Dmitri Iljushin, vicepresidente del partito Yabloko dell’opposizione

Vista l’attitudine discriminatoria dimostrata dal partito Yabloko nei confronti del candidato alle presidenziali, le elezioni potrebbero sfociare in disordini pubblici. Sebbene le autorità abbiano ascoltato i cittadini, continuano a non soddisfare le loro richieste. Ci potranno essere altre proteste, ma non una rivoluzione: la gente non vuole soffrire un altro sconvolgimento politico. Temo che le autorità potrebbero provocare i disordini pubblici in modo da creare un pretesto per poi schiacciare l’opposizione come è accaduto in Bielorussia.

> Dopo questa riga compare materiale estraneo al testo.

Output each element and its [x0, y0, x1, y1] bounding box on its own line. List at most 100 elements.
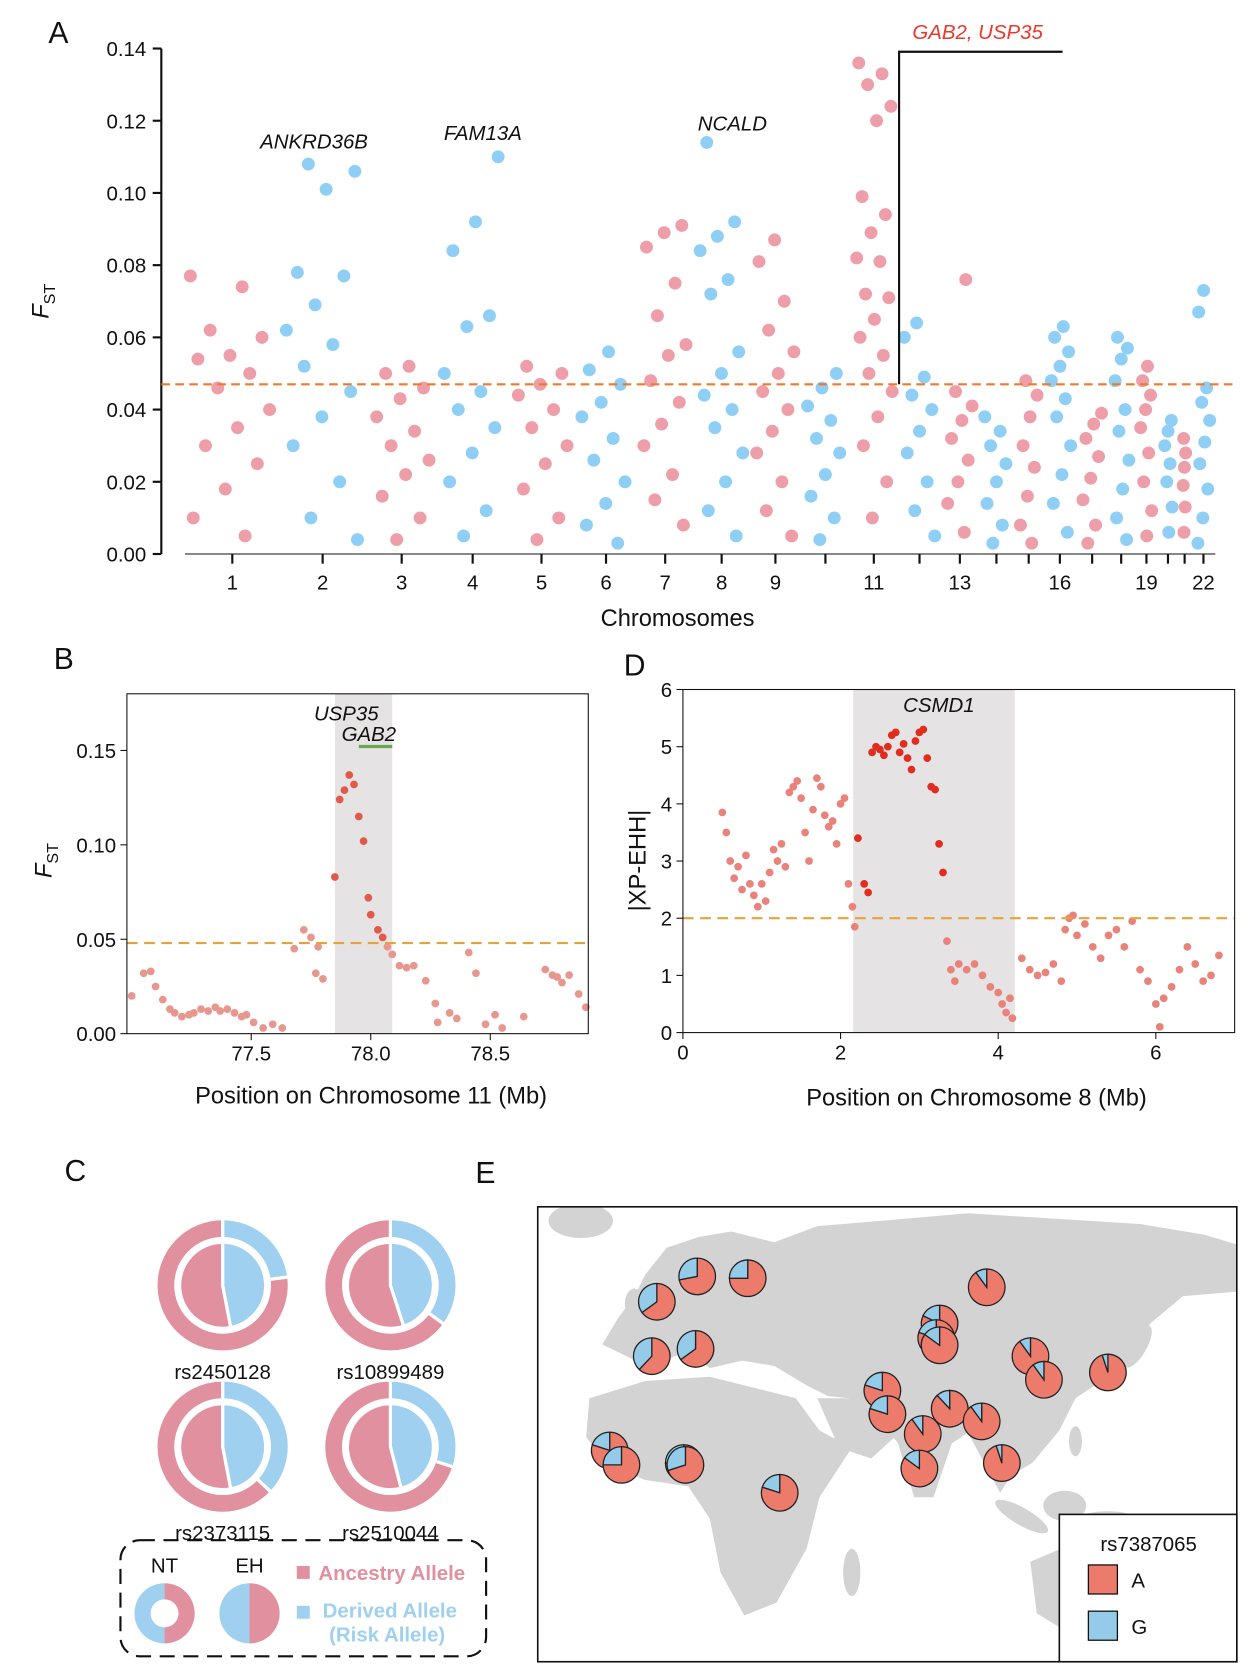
x-tick-label: 78.0 — [351, 1044, 391, 1066]
snp-point — [729, 529, 743, 543]
panel-label: D — [624, 650, 646, 683]
point — [793, 777, 802, 785]
point — [290, 944, 299, 953]
point — [797, 794, 806, 803]
point — [350, 780, 358, 789]
snp-point — [1137, 475, 1151, 489]
snp-point — [657, 226, 671, 240]
snp-point — [928, 529, 942, 543]
snp-point — [203, 323, 217, 337]
snp-point — [873, 255, 887, 269]
derived-slice — [388, 1240, 436, 1329]
snp-point — [775, 475, 789, 489]
snp-point — [1177, 432, 1191, 445]
pie-slice-g — [632, 1337, 653, 1371]
snp-point — [1027, 460, 1041, 474]
point — [820, 811, 829, 820]
ancestry-slice — [178, 1402, 233, 1492]
y-tick-label: 6 — [661, 680, 672, 702]
snp-point — [908, 504, 922, 518]
point — [1215, 951, 1223, 960]
snp-point — [1087, 417, 1101, 431]
pie-slice-g — [1018, 1337, 1032, 1359]
point — [409, 961, 418, 970]
snp-point — [218, 482, 232, 496]
point — [445, 1009, 454, 1017]
snp-point — [648, 493, 662, 507]
point — [899, 739, 908, 748]
y-tick-label: 0.12 — [107, 111, 147, 133]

Valentina Matvienko, presidente del Consiglio della Federazione russa, in un’intervista a Kommersant.ru 

Abbiamo assistito agli sconvolgimenti politici della storia quando i radicali volevano che il Paese venisse scosso. È necessario parlarne per essere prudenti e cauti. Le autorità e le forze dell’ordine dovrebbero adottare tutte le misure necessarie per prevenire eventuali violazioni della legge e atti di violenza. Al giorno d’oggi le autorità non impediscono ai cittadini di scendere in piazza ed esprimere i loro punti di vista. Inoltre, il Presidente si è persino incontrato con l’opposizione “non-sistemica”, ha ascoltato e preso in considerazione le sue richieste. E come potete vedere tutto è avvenuto in modo decoroso. I canali televisivi hanno trasmesso le manifestazioni e hanno dato alla gente la possibilità di farsi sentire. Questa è la democrazia civile, e dovremmo incoraggiarla. Ma se le manifestazioni si dimostrano provocatorie sin dall’inizio, le autorità dovrebbero agire in accordo con la legge.